Immunomodulation by Candida albicans: crucial role of organ colonization and chronic infection with an attenuated agerminative strain of C. albicans for establishment of anti-infectious protection

Intravenous inoculation of an attenuated agerminative strain of Candida albicans (PCA-2) of low virulence, but not of two other species of Candida of low virulence (C. parapsilosis and C. viswanathii) into CD2F1 mice conferred protection against the highly virulent microbes C. albicans CA-6, Staphylococcus aureus and Aspergillus fumigatus. To provide protection, a definite inoculum size (10(6) cells per mouse) resulting in organ colonization and establishment of a long-lasting chronic infection with PCA-2 was needed. An inoculum of 10(5) cells gave rise to transient kidney colonization whereas inocula greater than 10(6) cells led to acute septicaemia and eventual death.
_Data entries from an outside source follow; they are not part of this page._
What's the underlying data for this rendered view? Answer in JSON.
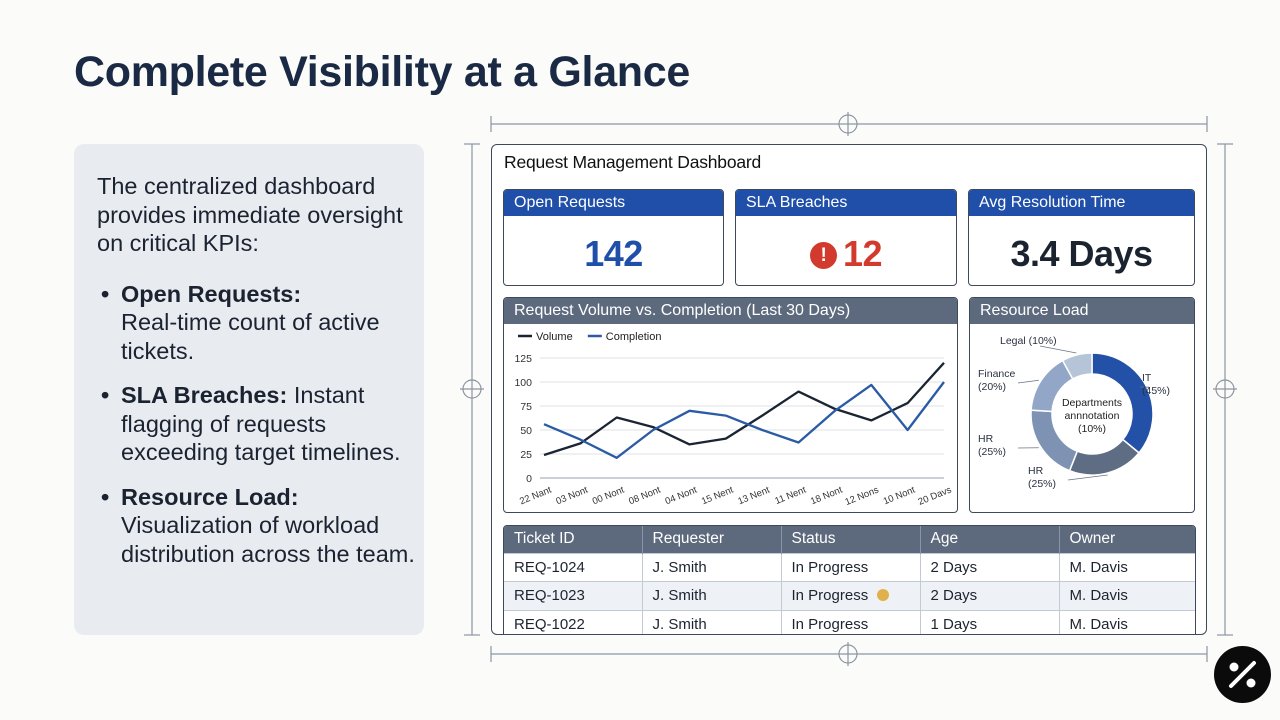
{
  "slide": {
    "title": "Complete Visibility at a Glance",
    "intro": "The centralized dashboard provides immediate oversight on critical KPIs:",
    "bullets": [
      {
        "term": "Open Requests:",
        "text": "Real-time count of active tickets."
      },
      {
        "term": "SLA Breaches:",
        "text": "Instant flagging of requests exceeding target timelines."
      },
      {
        "term": "Resource Load:",
        "text": "Visualization of workload distribution across the team."
      }
    ]
  },
  "dashboard": {
    "title": "Request Management Dashboard",
    "kpis": {
      "open": {
        "label": "Open Requests",
        "value": "142"
      },
      "sla": {
        "label": "SLA Breaches",
        "value": "12",
        "icon": "alert-icon"
      },
      "avg": {
        "label": "Avg Resolution Time",
        "value": "3.4 Days"
      }
    },
    "volume_chart": {
      "header": "Request Volume vs. Completion (Last 30 Days)"
    },
    "resource_chart": {
      "header": "Resource Load"
    },
    "table": {
      "columns": [
        "Ticket ID",
        "Requester",
        "Status",
        "Age",
        "Owner"
      ],
      "rows": [
        [
          "REQ-1024",
          "J. Smith",
          "In Progress",
          "2 Days",
          "M. Davis"
        ],
        [
          "REQ-1023",
          "J. Smith",
          "In Progress",
          "2 Days",
          "M. Davis"
        ],
        [
          "REQ-1022",
          "J. Smith",
          "In Progress",
          "1 Days",
          "M. Davis"
        ]
      ]
    }
  },
  "chart_data": [
    {
      "type": "line",
      "title": "Request Volume vs. Completion (Last 30 Days)",
      "categories": [
        "22 Nant",
        "03 Nont",
        "00 Nont",
        "08 Nont",
        "04 Nont",
        "15 Nent",
        "13 Nent",
        "11 Nent",
        "18 Nont",
        "12 Nons",
        "10 Nont",
        "20 Davs"
      ],
      "x": [
        0,
        1,
        2,
        3,
        4,
        5,
        6,
        7,
        8,
        9,
        10,
        11
      ],
      "series": [
        {
          "name": "Volume",
          "color": "#1b2433",
          "values": [
            24,
            36,
            63,
            53,
            35,
            41,
            65,
            90,
            72,
            60,
            78,
            120
          ]
        },
        {
          "name": "Completion",
          "color": "#2a5ba4",
          "values": [
            56,
            40,
            21,
            50,
            70,
            65,
            50,
            37,
            70,
            97,
            50,
            100
          ]
        }
      ],
      "yticks": [
        0,
        25,
        50,
        75,
        100,
        125
      ],
      "ylim": [
        0,
        125
      ],
      "xlim": [
        0,
        11
      ],
      "xlabel": "",
      "ylabel": "",
      "grid": true,
      "legend": "top-left"
    },
    {
      "type": "pie",
      "title": "Resource Load",
      "center_label": "Departments annnotation (10%)",
      "slices": [
        {
          "label": "IT (45%)",
          "value": 45,
          "color": "#2451a8"
        },
        {
          "label": "HR (25%)",
          "value": 25,
          "color": "#5f6d84"
        },
        {
          "label": "HR (25%)",
          "value": 25,
          "color": "#7e93b4"
        },
        {
          "label": "Finance (20%)",
          "value": 20,
          "color": "#92a6c7"
        },
        {
          "label": "Legal (10%)",
          "value": 10,
          "color": "#b6c4d8"
        }
      ]
    }
  ]
}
Chronic infection of mice following inoculation of 10(6) PCA-2 cells was accompanied by detectable mannoprotein antigen levels in the serum (30-70 ng ml-1) while specific antibodies did not appear until 14 d after inoculation, at which time low antimannan antibody was present (ELISA titre 1:40-1:80). Chronic infection was characterized by the presence in the kidneys of 2-3 x 10(6) c.f.u. of PCA-2 for at least 40 d after inoculation. Pharmacological modulation of the host through administration of either an anti-Candida drug, amphotericin B, or an immunosuppressive agent, cyclophosphamide, strongly supported the premise that the anti-infectious state conferred by PCA-2 'immunization' correlated with the maintenance of a sufficient number of PCA-2 in vivo. Protection was 'switched on' when 2-3 x 10(5) cells were present in the kidneys. It was maximal at a kidney count of 2-3 x 10(6) c.f.u. of PCA-2, and promptly declined when the number of PCA-2 cells in the kidney fell below 2 x 10(5). Mice chronically infected with PCA-2 had splenic macrophages with pronounced candidacidal activity in vitro. Modulation of the growth of PCA-2 in vivo, which determined activation or deactivation of the protective state, was paralleled by a similar modulation in macrophage activation, showing that in all cases resistance to virulent organisms persisted as long as macrophage activation was present. The results demonstrate that a critical in vivo antigenic load is crucial for the occurrence of resistance to infection and suggests that macrophages could be involved in this protection.